When not teaching classes on agriculture, sustainability, and the environment, visiting assistant professor of environmental studies Rosemary Ostfeld ’10, MA ’12 can be found working on her sustainable food and farming startup Healthy PlanEat.

Healthy PlanEat, based in Lyme, Conn., allows farmers who grow food in sustainable ways to sell their crops directly to both individuals and wholesale customers using an app and aims to increase access to healthy, local, and sustainably grown food. In November, Healthy PlanEat received a $52,000 grant through the Local Food Promotion Program (LFPP) run by the United States Department of Agriculture (USDA).

According to the USDA , “These grants will help maximize opportunities for economic growth and ingenuity in local and regional food systems to kickstart this transformation.”

Indeed, Ostfeld plans to use the grant money to help Healthy PlanEat scale up with new website development, expansion of the shipping program, and marketing.
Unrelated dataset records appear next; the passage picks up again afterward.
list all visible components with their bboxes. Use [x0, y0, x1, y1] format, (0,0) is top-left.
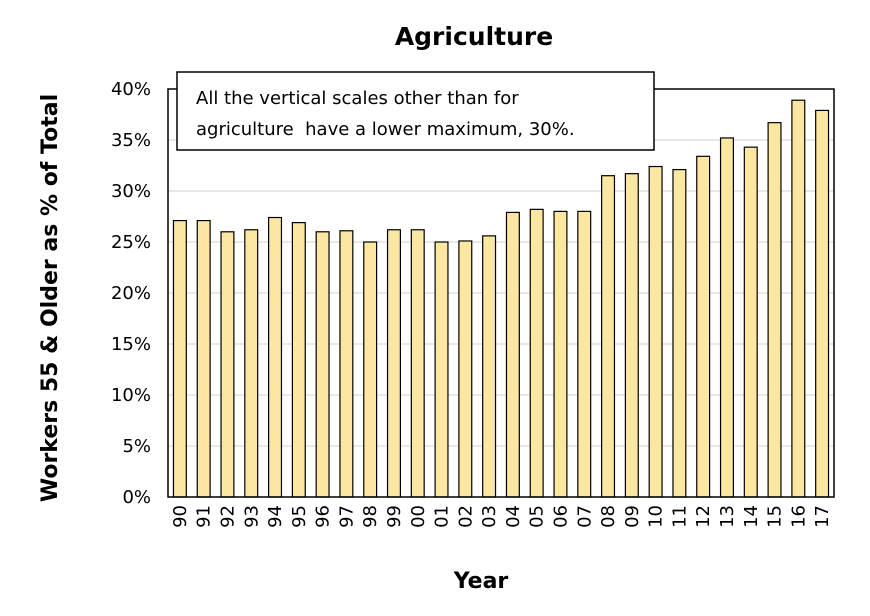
bar-97: [339, 230, 354, 498]
x-tick-label: 93: [241, 505, 262, 528]
x-tick-label: 05: [527, 505, 548, 528]
bar-08: [601, 175, 616, 498]
x-tick-label: 02: [455, 505, 476, 528]
bar-96: [315, 231, 330, 498]
bar-07: [577, 210, 592, 498]
bar-12: [696, 155, 711, 498]
x-tick-label: 10: [646, 505, 667, 528]
y-axis-title: Workers 55 & Older as % of Total: [38, 94, 63, 502]
bar-99: [386, 229, 401, 498]
x-tick-label: 91: [194, 505, 215, 528]
bar-17: [815, 109, 830, 498]
annotation-line-2: agriculture have a lower maximum, 30%.: [196, 119, 575, 140]
bar-05: [529, 208, 544, 498]
y-tick-label: 40%: [111, 79, 151, 100]
bar-06: [553, 210, 568, 498]
x-tick-label: 96: [313, 505, 334, 528]
bar-11: [672, 168, 687, 498]
bar-92: [220, 231, 235, 498]
bar-09: [624, 173, 639, 498]
bar-94: [268, 216, 283, 498]
x-tick-labels: 90 91 92 93 94 95 96 97 98 99 00 01 02 03 04 05 06 07 08 09…: [170, 505, 833, 528]
x-tick-label: 12: [693, 505, 714, 528]
y-tick-label: 20%: [111, 283, 151, 304]
bar-10: [648, 165, 663, 498]
bar-15: [767, 122, 782, 498]
x-tick-label: 08: [598, 505, 619, 528]
x-tick-label: 94: [265, 505, 286, 528]
annotation-box-border: [176, 71, 655, 151]
x-tick-label: 14: [741, 505, 762, 528]
x-tick-label: 15: [765, 505, 786, 528]
y-tick-labels: 0% 5% 10% 15% 20% 25% 30% 35% 40%: [111, 79, 151, 508]
y-tick-label: 0%: [122, 487, 151, 508]
x-tick-label: 97: [336, 505, 357, 528]
x-tick-label: 00: [408, 505, 429, 528]
annotation-box: All the vertical scales other than for a…: [176, 71, 655, 151]
x-tick-label: 95: [289, 505, 310, 528]
bar-93: [244, 229, 259, 498]
bar-90: [172, 219, 187, 498]
x-tick-label: 03: [479, 505, 500, 528]
y-tick-label: 5%: [122, 436, 151, 457]
x-tick-label: 16: [788, 505, 809, 528]
x-tick-label: 90: [170, 505, 191, 528]
x-tick-label: 99: [384, 505, 405, 528]
bar-14: [743, 146, 758, 498]
bar-04: [505, 211, 520, 498]
bar-02: [458, 240, 473, 498]
x-tick-label: 92: [217, 505, 238, 528]
y-tick-label: 10%: [111, 385, 151, 406]
bar-00: [410, 229, 425, 498]
x-tick-label: 13: [717, 505, 738, 528]
y-tick-label: 15%: [111, 334, 151, 355]
x-axis-title: Year: [453, 569, 509, 594]
x-tick-label: 01: [432, 505, 453, 528]
x-tick-label: 11: [669, 505, 690, 528]
y-tick-label: 30%: [111, 181, 151, 202]
bar-95: [291, 222, 306, 498]
chart-title: Agriculture: [395, 22, 553, 51]
x-tick-label: 06: [550, 505, 571, 528]
bars: [172, 99, 830, 498]
y-tick-label: 35%: [111, 130, 151, 151]
x-tick-label: 17: [812, 505, 833, 528]
bar-03: [482, 235, 497, 498]
x-tick-label: 98: [360, 505, 381, 528]
bar-16: [791, 99, 806, 498]
x-tick-label: 09: [622, 505, 643, 528]
bar-13: [719, 137, 734, 498]
annotation-line-1: All the vertical scales other than for: [196, 88, 519, 109]
bar-01: [434, 241, 449, 498]
x-tick-label: 07: [574, 505, 595, 528]
bar-98: [363, 241, 378, 498]
y-tick-label: 25%: [111, 232, 151, 253]
bar-91: [196, 219, 211, 498]
x-tick-label: 04: [503, 505, 524, 528]
gridlines: [168, 139, 834, 447]
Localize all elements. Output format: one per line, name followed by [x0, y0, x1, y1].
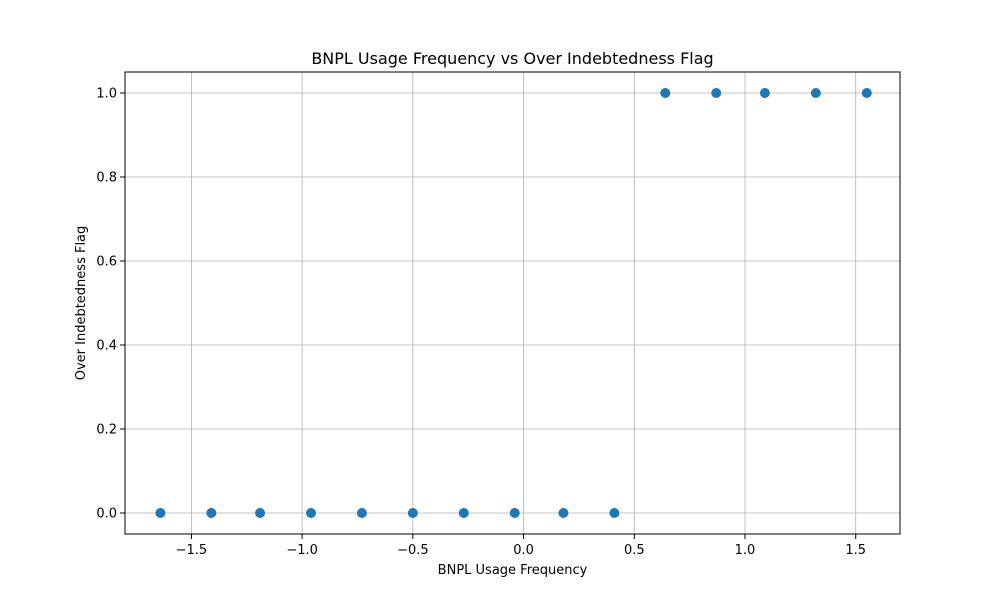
y-tick-label: 0.2: [96, 423, 117, 438]
y-tick-label: 0.0: [96, 507, 117, 522]
x-axis-title: BNPL Usage Frequency: [438, 563, 588, 578]
x-tick-label: −1.0: [286, 543, 318, 558]
x-tick-label: 0.5: [624, 543, 645, 558]
data-point: [155, 508, 166, 518]
y-axis-title: Over Indebtedness Flag: [74, 226, 89, 381]
grid-lines: [125, 72, 900, 534]
data-points: [155, 88, 872, 518]
data-point: [306, 508, 316, 518]
data-point: [458, 508, 469, 518]
data-point: [356, 508, 367, 518]
data-point: [509, 508, 520, 518]
data-point: [255, 508, 266, 518]
data-point: [861, 88, 872, 98]
data-point: [206, 508, 217, 518]
y-tick-label: 0.6: [96, 255, 117, 270]
data-point: [759, 88, 770, 98]
axis-ticks: −1.5 −1.0 −0.5 0.0 0.5 1.0 1.5 0.0 0.2 0.4 0.6 0.8 1…: [96, 87, 866, 559]
x-tick-label: 1.0: [735, 543, 756, 558]
x-tick-label: −0.5: [397, 543, 429, 558]
data-point: [711, 88, 722, 98]
data-point: [407, 508, 418, 518]
x-tick-label: 0.0: [513, 543, 534, 558]
chart-title: BNPL Usage Frequency vs Over Indebtednes…: [311, 49, 713, 68]
data-point: [609, 508, 620, 518]
y-tick-label: 1.0: [96, 87, 117, 102]
data-point: [558, 508, 569, 518]
data-point: [660, 88, 671, 98]
plot-frame: [124, 71, 901, 535]
x-tick-label: 1.5: [845, 543, 866, 558]
x-tick-label: −1.5: [176, 543, 208, 558]
y-tick-label: 0.8: [96, 171, 117, 186]
y-tick-label: 0.4: [96, 339, 117, 354]
data-point: [810, 88, 821, 98]
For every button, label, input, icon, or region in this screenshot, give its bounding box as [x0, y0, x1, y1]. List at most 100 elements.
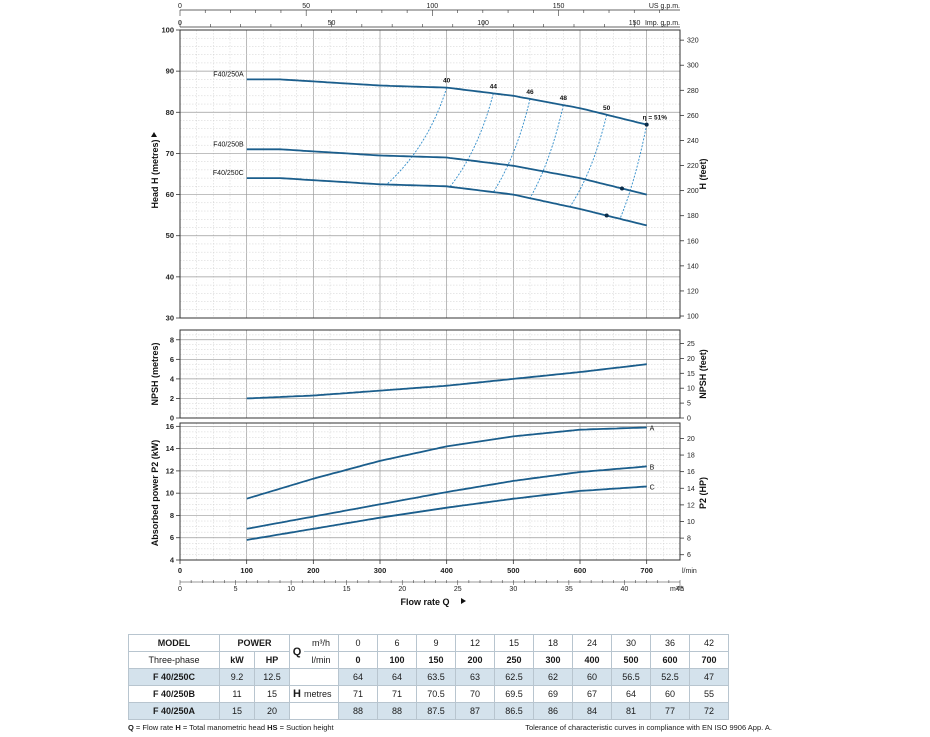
q-lmin-8: 600: [650, 651, 690, 669]
head-cell: 62.5: [494, 668, 534, 686]
power-header: POWER: [219, 634, 290, 652]
x-tick-label: 700: [640, 566, 653, 575]
head-cell: 84: [572, 702, 612, 720]
head-cell: 60: [572, 668, 612, 686]
x-tick-label: 200: [307, 566, 320, 575]
head-curve-F40/250B: [246, 148, 647, 196]
x-tick-label: 0: [178, 566, 182, 575]
y2-tick-label: 120: [687, 288, 699, 295]
q-unit-lmin: l/min: [304, 651, 339, 669]
head-cell: 71: [377, 685, 417, 703]
y2-tick-label: 14: [687, 486, 695, 493]
q-m3h-6: 24: [572, 634, 612, 652]
legend-hs-text: = Suction height: [277, 723, 334, 732]
head-cell: 77: [650, 702, 690, 720]
q-m3h-2: 9: [416, 634, 456, 652]
bep-marker: [644, 122, 649, 127]
m3h-tick-label: 0: [178, 586, 182, 593]
plot-frame: [179, 329, 681, 419]
head-cell: 63.5: [416, 668, 456, 686]
x-tick-label: 300: [374, 566, 387, 575]
y2-tick-label: 260: [687, 113, 699, 120]
q-m3h-7: 30: [611, 634, 651, 652]
q-lmin-1: 100: [377, 651, 417, 669]
y2-tick-label: 180: [687, 213, 699, 220]
y-tick-label: 100: [161, 26, 174, 35]
kw-header: kW: [219, 651, 255, 669]
kw-cell: 11: [219, 685, 255, 703]
m3h-tick-label: 30: [509, 586, 517, 593]
efficiency-line: [492, 98, 531, 193]
y2-tick-label: 20: [687, 436, 695, 443]
kw-cell: 9.2: [219, 668, 255, 686]
plot-frame: [179, 422, 681, 561]
panel-head: [176, 29, 684, 319]
curve-label: C: [650, 484, 655, 491]
head-cell: 87: [455, 702, 495, 720]
y2-tick-label: 15: [687, 371, 695, 378]
y2-tick-label: 5: [687, 401, 691, 408]
y-tick-label: 50: [166, 231, 174, 240]
m3h-tick-label: 45: [676, 586, 684, 593]
q-m3h-1: 6: [377, 634, 417, 652]
q-label: Q: [289, 634, 304, 669]
kw-cell: 15: [219, 702, 255, 720]
head-cell: 52.5: [650, 668, 690, 686]
curve-label: F40/250B: [213, 141, 244, 148]
m3h-tick-label: 20: [398, 586, 406, 593]
y-tick-label: 0: [170, 414, 174, 423]
model-cell: F 40/250B: [128, 685, 220, 703]
x-tick-label: 500: [507, 566, 520, 575]
head-cell: 86: [533, 702, 573, 720]
y2-tick-label: 12: [687, 502, 695, 509]
head-cell: 69.5: [494, 685, 534, 703]
head-curve-F40/250A: [246, 78, 647, 126]
q-unit-m3h: m³/h: [304, 634, 339, 652]
imp-gpm-tick-label: 50: [328, 20, 336, 27]
symbol-legend: Q = Flow rate H = Total manometric head …: [128, 723, 334, 732]
head-curve-F40/250C: [246, 177, 647, 227]
y2-tick-label: 200: [687, 188, 699, 195]
y2-tick-label: 320: [687, 38, 699, 45]
head-cell: 69: [533, 685, 573, 703]
head-cell: 47: [689, 668, 729, 686]
y2-tick-label: 300: [687, 63, 699, 70]
y2-axis-title: H (feet): [698, 158, 708, 189]
imp-gpm-unit: Imp. g.p.m.: [645, 20, 680, 27]
m3h-tick-label: 25: [454, 586, 462, 593]
y-tick-label: 10: [166, 489, 174, 498]
head-cell: 63: [455, 668, 495, 686]
x-unit-lmin: l/min: [682, 568, 697, 575]
head-cell: 88: [377, 702, 417, 720]
y-tick-label: 90: [166, 67, 174, 76]
head-cell: 67: [572, 685, 612, 703]
y-tick-label: 6: [170, 533, 174, 542]
h-label: H: [289, 685, 304, 703]
us-gpm-unit: US g.p.m.: [649, 3, 680, 10]
curve-label: F40/250A: [213, 71, 244, 78]
performance-table: MODEL POWER Q m³/h 0 6 9 12 15 18 24 30 …: [128, 634, 729, 720]
y-tick-label: 8: [170, 335, 174, 344]
head-cell: 64: [338, 668, 378, 686]
x-tick-label: 600: [574, 566, 587, 575]
y-tick-label: 70: [166, 149, 174, 158]
y2-tick-label: 18: [687, 453, 695, 460]
head-cell: 88: [338, 702, 378, 720]
head-cell: 71: [338, 685, 378, 703]
q-m3h-8: 36: [650, 634, 690, 652]
hp-cell: 20: [254, 702, 290, 720]
arrow-icon: [151, 132, 157, 137]
head-cell: 62: [533, 668, 573, 686]
x-tick-label: 100: [240, 566, 253, 575]
y2-tick-label: 10: [687, 386, 695, 393]
head-cell: 60: [650, 685, 690, 703]
y2-tick-label: 10: [687, 519, 695, 526]
imp-gpm-tick-label: 150: [629, 20, 641, 27]
hp-cell: 15: [254, 685, 290, 703]
power-curve-A: [246, 426, 647, 500]
q-lmin-2: 150: [416, 651, 456, 669]
panel-npsh: [176, 329, 684, 419]
head-cell: 56.5: [611, 668, 651, 686]
y-tick-label: 2: [170, 394, 174, 403]
y-tick-label: 4: [170, 556, 175, 565]
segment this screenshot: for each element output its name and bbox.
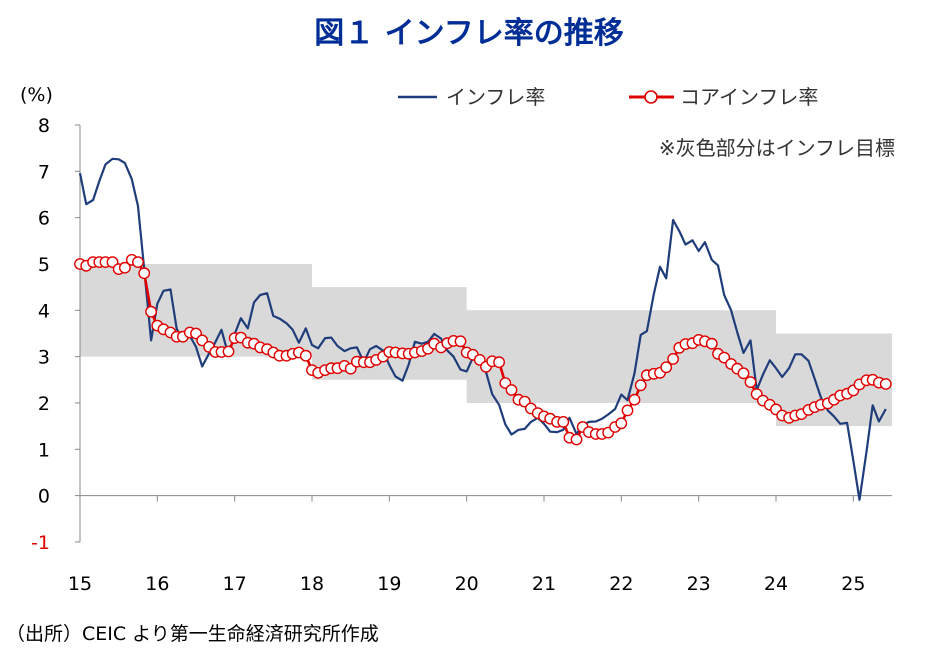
core-point [705,337,718,350]
chart-title: 図１ インフレ率の推移 [314,16,624,51]
core-point [634,379,647,392]
core-point [744,376,757,388]
core-point [132,256,144,268]
y-tick-label: 0 [38,486,50,508]
x-tick-label: 22 [609,573,633,595]
core-point [667,352,679,365]
core-point [621,404,634,417]
core-point [737,367,750,380]
x-tick-label: 16 [145,573,169,595]
core-point [879,378,892,390]
core-point [505,384,518,396]
y-tick-label: 5 [38,254,50,276]
series-group [74,157,892,501]
x-tick-label: 24 [764,573,788,595]
core-point [138,267,151,280]
x-tick-label: 21 [532,573,556,595]
legend-label-inflation: インフレ率 [446,85,545,109]
x-tick-label: 20 [455,573,479,595]
y-tick-label: 3 [38,347,50,369]
y-tick-label: 7 [38,161,50,183]
x-tick-label: 18 [300,573,324,595]
core-point [454,335,467,348]
legend: インフレ率 コアインフレ率 [398,85,818,109]
y-tick-label: 4 [38,300,50,322]
x-tick-label: 19 [377,573,401,595]
y-tick-label: 2 [38,393,50,415]
core-point [570,433,583,446]
core-point [222,345,235,358]
target-band [80,263,892,427]
target-band-group [80,263,892,427]
target-band-note: ※灰色部分はインフレ目標 [659,136,895,160]
y-tick-label: 6 [38,208,50,230]
core-point [628,393,641,406]
legend-marker-core [644,90,658,104]
x-tick-label: 23 [687,573,711,595]
core-point [660,361,673,374]
x-tick-label: 15 [68,573,92,595]
core-point [299,349,312,362]
core-point [119,261,131,274]
source-note: （出所）CEIC より第一生命経済研究所作成 [6,623,379,645]
core-point [557,415,570,428]
y-tick-label: 1 [38,439,50,461]
core-point [493,356,505,369]
x-tick-label: 25 [841,573,865,595]
core-point [615,417,628,430]
y-axis-unit-label: (%) [20,84,53,106]
legend-label-core: コアインフレ率 [680,85,818,109]
core-point [145,305,158,318]
x-tick-label: 17 [223,573,247,595]
y-tick-label: -1 [31,532,50,554]
y-tick-label: 8 [38,115,50,137]
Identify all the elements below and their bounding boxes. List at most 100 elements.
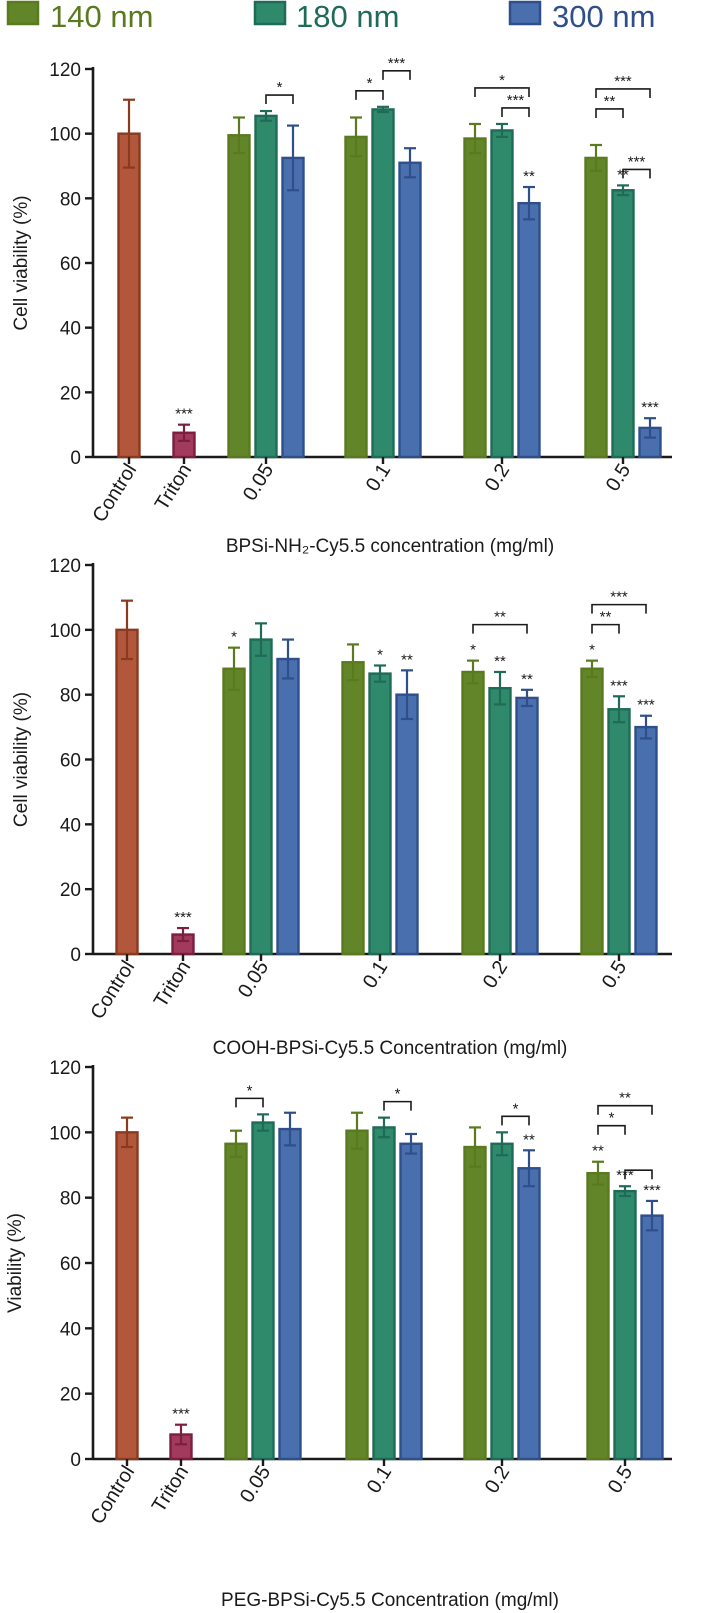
legend-label-180nm: 180 nm [296,0,399,34]
comparison-label: *** [610,589,628,606]
comparison-bracket [474,87,530,97]
series-1-cat-2-bar [490,1142,514,1461]
y-tick-label: 80 [60,189,81,210]
series-1-cat-1-bar [372,1126,396,1461]
series-2-cat-0-bar [281,156,305,459]
comparison-label: *** [614,73,632,90]
series-2-cat-2-significance: ** [521,671,533,688]
comparison-bracket [383,1100,412,1111]
x-tick-label: 0.1 [362,460,395,495]
series-0-cat-2-bar [463,1145,487,1461]
series-0-cat-0-bar [222,667,246,956]
y-tick-label: 120 [49,1058,81,1079]
series-0-cat-0-significance: * [231,629,237,646]
series-2-cat-0-bar [278,1127,302,1461]
comparison-bracket [501,1115,530,1126]
y-tick-label: 0 [70,945,81,966]
comparison-bracket [591,623,620,634]
x-axis-title: BPSi-NH₂-Cy5.5 concentration (mg/ml) [226,536,554,557]
series-1-cat-1-bar [368,672,392,956]
comparison-bracket [382,70,411,80]
comparison-label: *** [388,55,406,72]
y-tick-label: 120 [49,60,81,81]
legend-swatch-140nm [6,0,40,26]
comparison-label: *** [507,92,525,109]
y-axis-title: Cell viability (%) [11,692,32,827]
comparison-label: * [513,1100,519,1117]
control-bar [115,628,139,956]
comparison-label: * [609,1110,615,1127]
series-0-cat-1-bar [345,1129,369,1461]
comparison-bracket [472,623,528,634]
legend-item-180nm: 180 nm [253,0,399,34]
series-1-cat-0-bar [254,114,278,459]
series-2-cat-3-significance: *** [643,1182,661,1199]
x-tick-label: 0.05 [234,957,273,1002]
y-axis-title: Viability (%) [5,1213,26,1313]
x-tick-label: Control [86,1462,139,1528]
y-tick-label: 100 [49,621,81,642]
series-0-cat-2-bar [461,670,485,956]
x-tick-label: 0.5 [598,957,631,992]
series-2-cat-2-significance: ** [523,1131,535,1148]
x-tick-label: 0.1 [359,957,392,992]
comparison-bracket [591,603,647,614]
x-tick-label: 0.2 [479,957,512,992]
y-tick-label: 120 [49,556,81,577]
y-tick-label: 100 [49,1123,81,1144]
series-2-cat-1-bar [395,693,419,956]
series-1-cat-3-bar [607,708,631,956]
x-axis-title: COOH-BPSi-Cy5.5 Concentration (mg/ml) [213,1038,568,1059]
legend-swatch-180nm [253,0,287,26]
legend-swatch-300nm [508,0,542,26]
comparison-label: ** [600,609,612,626]
comparison-bracket [501,107,530,117]
comparison-label: * [395,1086,401,1103]
series-1-cat-1-bar [371,108,395,459]
y-tick-label: 40 [60,319,81,340]
control-bar [117,132,141,459]
series-0-cat-1-bar [341,661,365,956]
legend-label-300nm: 300 nm [552,0,655,34]
series-2-cat-3-bar [634,725,658,956]
triton-significance: *** [175,406,193,423]
y-tick-label: 20 [60,880,81,901]
series-2-cat-1-bar [398,161,422,459]
comparison-label: * [499,72,505,89]
series-0-cat-1-bar [344,135,368,459]
y-axis-title: Cell viability (%) [11,195,32,330]
control-bar [115,1131,139,1461]
y-tick-label: 20 [60,1385,81,1406]
series-0-cat-0-bar [227,134,251,459]
series-1-cat-3-bar [613,1189,637,1461]
y-tick-label: 80 [60,1189,81,1210]
series-1-cat-2-bar [488,686,512,956]
series-2-cat-3-bar [640,1214,664,1461]
comparison-bracket [355,90,384,100]
x-tick-label: Triton [150,957,195,1011]
comparison-bracket [265,94,294,105]
x-tick-label: 0.5 [604,1462,637,1497]
series-1-cat-2-bar [490,129,514,459]
comparison-label: * [247,1082,253,1099]
series-1-cat-0-bar [251,1121,275,1461]
comparison-bracket [595,88,651,98]
series-2-cat-1-bar [399,1142,423,1461]
x-tick-label: 0.5 [602,460,635,495]
comparison-bracket [597,1124,626,1135]
series-0-cat-3-bar [586,1171,610,1461]
comparison-label: * [367,75,373,92]
y-tick-label: 80 [60,686,81,707]
legend-label-140nm: 140 nm [50,0,153,34]
comparison-bracket [622,168,651,179]
x-tick-label: 0.2 [481,460,514,495]
y-tick-label: 60 [60,1254,81,1275]
series-2-cat-3-significance: *** [637,697,655,714]
comparison-label: *** [628,153,646,170]
comparison-label: * [277,79,283,96]
series-2-cat-2-bar [517,201,541,459]
series-0-cat-3-significance: * [589,642,595,659]
series-0-cat-2-significance: * [470,642,476,659]
series-1-cat-0-bar [249,638,273,956]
“Ultimately, this grant will enable Healthy PlanEat to reach more people who are interested in shopping from sustainable local farms and food artisans,” Ostfeld explained. “We will be expanding the number of pick up locations we offer and our sustainable shipping program. This grant will help us reach more customers, including those in rural and in urban areas.”

Healthy PlanEat has previously received grants from UConn Extension’s Put Local On Your Tray, which enabled the organization to build a branch of Farm to School programs, and the Connecticut Entrepreneurship Foundation, which provided the opportunity to pilot a shipping program where people could order sustainably grown vegetables and receive them at their homes.

Ostfeld has been interested in sustainable agriculture for many years and even worked on an organic farm after her first year as an undergraduate at Wesleyan.

“I was lucky to grow up eating a lot of healthy, local, and sustainably grown food. I thought a lot about the idea for Healthy PlanEat while I was doing my PhD,” Ostfeld recalled. “I was studying sustainable agriculture and saw how sustainable growing practices, increased transparency, and supply chain traceability could help address social and environmental issues in our food system.”

Ostfeld built the first version of the Healthy PlanEat website herself and ran a fundraising campaign to build the second version. She now works with a whole team of farming partners and even has several interns. In February, 2021, Connecticut Magazine named Ostfeld to their “40 Under 40” list.

Currently, she is reaching out to more farms to join Healthy PlanEat and is working to find a full stack developer.

“I’ve also been working a lot with the current farmers who are part of Healthy PlanEat to get feedback on how the online platform can be improved,” Ostfeld added. “It’s fun. It’s very engaging and I really like working with the farmers. I’m getting feedback from customers, too. I really enjoy the people side of what I do and creating new things with people I care about.”